In the report that was released, it was concluded that Amaranth’s excessive speculation “altered natural gas prices, caused wild price swings, and socked consumers with high prices.”  There were several investors who lost millions of dollars including a pension fund (almost $100 million) and Municipal Gas Authority of Georgia ($18 million) which had bought contracts for winter gas in mid-2006 when prices were very high.

Some of the traders bought and sold large volumes of contracts just before they were set to expire, resulting in huge price fluctuations.  Some court cases have emerged which show this activity was actually a calculated attempt to manipulate prices down.

Many hedgers were driven out of business because of excessive volatility.

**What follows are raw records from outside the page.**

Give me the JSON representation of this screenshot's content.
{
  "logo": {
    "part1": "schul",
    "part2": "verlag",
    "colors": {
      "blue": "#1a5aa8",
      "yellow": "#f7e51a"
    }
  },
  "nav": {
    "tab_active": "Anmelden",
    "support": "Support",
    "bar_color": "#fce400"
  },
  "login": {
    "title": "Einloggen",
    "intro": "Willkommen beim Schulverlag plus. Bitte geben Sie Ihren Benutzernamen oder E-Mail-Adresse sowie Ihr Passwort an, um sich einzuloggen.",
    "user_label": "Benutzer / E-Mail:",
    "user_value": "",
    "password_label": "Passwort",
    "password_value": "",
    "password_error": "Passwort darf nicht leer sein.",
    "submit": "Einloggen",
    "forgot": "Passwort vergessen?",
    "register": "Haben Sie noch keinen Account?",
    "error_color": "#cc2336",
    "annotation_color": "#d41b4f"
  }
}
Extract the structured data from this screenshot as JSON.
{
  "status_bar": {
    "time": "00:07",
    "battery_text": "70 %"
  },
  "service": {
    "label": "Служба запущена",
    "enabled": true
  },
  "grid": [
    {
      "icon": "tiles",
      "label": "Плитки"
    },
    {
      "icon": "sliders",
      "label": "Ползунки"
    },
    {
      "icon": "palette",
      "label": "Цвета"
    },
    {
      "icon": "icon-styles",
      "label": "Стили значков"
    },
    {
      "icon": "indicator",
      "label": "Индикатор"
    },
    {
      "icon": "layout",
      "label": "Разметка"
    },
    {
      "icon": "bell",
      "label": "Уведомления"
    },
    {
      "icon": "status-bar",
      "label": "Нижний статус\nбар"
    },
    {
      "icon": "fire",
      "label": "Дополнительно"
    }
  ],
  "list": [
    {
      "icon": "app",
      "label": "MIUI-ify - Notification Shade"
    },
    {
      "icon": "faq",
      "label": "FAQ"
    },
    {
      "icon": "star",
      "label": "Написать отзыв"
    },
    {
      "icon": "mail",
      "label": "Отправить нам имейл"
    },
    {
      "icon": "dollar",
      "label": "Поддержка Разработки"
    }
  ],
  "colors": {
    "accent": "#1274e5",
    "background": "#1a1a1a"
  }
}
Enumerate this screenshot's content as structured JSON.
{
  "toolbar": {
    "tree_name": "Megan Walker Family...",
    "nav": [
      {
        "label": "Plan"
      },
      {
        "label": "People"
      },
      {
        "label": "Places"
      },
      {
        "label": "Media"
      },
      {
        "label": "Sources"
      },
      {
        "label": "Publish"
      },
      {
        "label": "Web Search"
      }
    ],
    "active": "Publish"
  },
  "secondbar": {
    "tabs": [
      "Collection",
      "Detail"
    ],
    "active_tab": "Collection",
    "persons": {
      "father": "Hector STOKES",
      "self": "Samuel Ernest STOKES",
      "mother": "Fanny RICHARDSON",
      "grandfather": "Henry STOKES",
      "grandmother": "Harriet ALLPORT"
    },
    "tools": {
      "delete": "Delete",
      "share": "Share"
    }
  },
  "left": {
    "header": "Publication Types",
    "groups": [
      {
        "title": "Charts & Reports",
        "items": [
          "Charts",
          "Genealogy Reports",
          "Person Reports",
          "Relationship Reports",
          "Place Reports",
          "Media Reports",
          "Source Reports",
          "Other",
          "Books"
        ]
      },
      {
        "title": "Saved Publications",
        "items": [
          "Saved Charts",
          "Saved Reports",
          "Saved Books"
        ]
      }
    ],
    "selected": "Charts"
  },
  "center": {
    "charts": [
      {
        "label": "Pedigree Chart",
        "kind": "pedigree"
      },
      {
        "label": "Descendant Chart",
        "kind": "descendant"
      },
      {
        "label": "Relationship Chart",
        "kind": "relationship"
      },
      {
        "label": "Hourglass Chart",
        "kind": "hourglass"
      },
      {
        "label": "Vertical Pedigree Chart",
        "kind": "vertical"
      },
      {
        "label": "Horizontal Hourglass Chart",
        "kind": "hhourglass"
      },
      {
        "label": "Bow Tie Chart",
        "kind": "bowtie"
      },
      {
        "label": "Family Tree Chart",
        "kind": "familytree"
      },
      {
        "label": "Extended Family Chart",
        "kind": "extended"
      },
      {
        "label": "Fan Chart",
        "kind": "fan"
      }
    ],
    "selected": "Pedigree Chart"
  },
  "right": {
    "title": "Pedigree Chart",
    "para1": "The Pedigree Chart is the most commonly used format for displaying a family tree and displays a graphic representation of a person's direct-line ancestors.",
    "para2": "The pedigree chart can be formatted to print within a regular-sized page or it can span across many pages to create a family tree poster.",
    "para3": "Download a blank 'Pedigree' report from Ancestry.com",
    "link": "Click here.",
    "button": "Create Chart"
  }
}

Imagine at first  trading based on supply and demand. Then, all of a sudden, large flows of money come in from where?  Who is going to lose?

Betting on the Climate:
If there is news of an impending hurricane or tornado, speculators will hedge on how far the price will go up as a result.  Said one trader:

“If we had a major hurricane…you’re sitting there saying, ‘Gee, gas could go to $18.’ So the end user is saying, ‘I’ve got to buy gas at $13.’ And then two weeks later it’s valued at $7… it makes it very, very, very difficult for that end user to manage his energy costs.”

What’s the effect on BC?
According to the provincial government, natural gas is supposed to be the economic boon that will pull BC out of debt.  We can learn from our American neighbours that excessive speculation causes excessive volatility which in turn requires more hedging.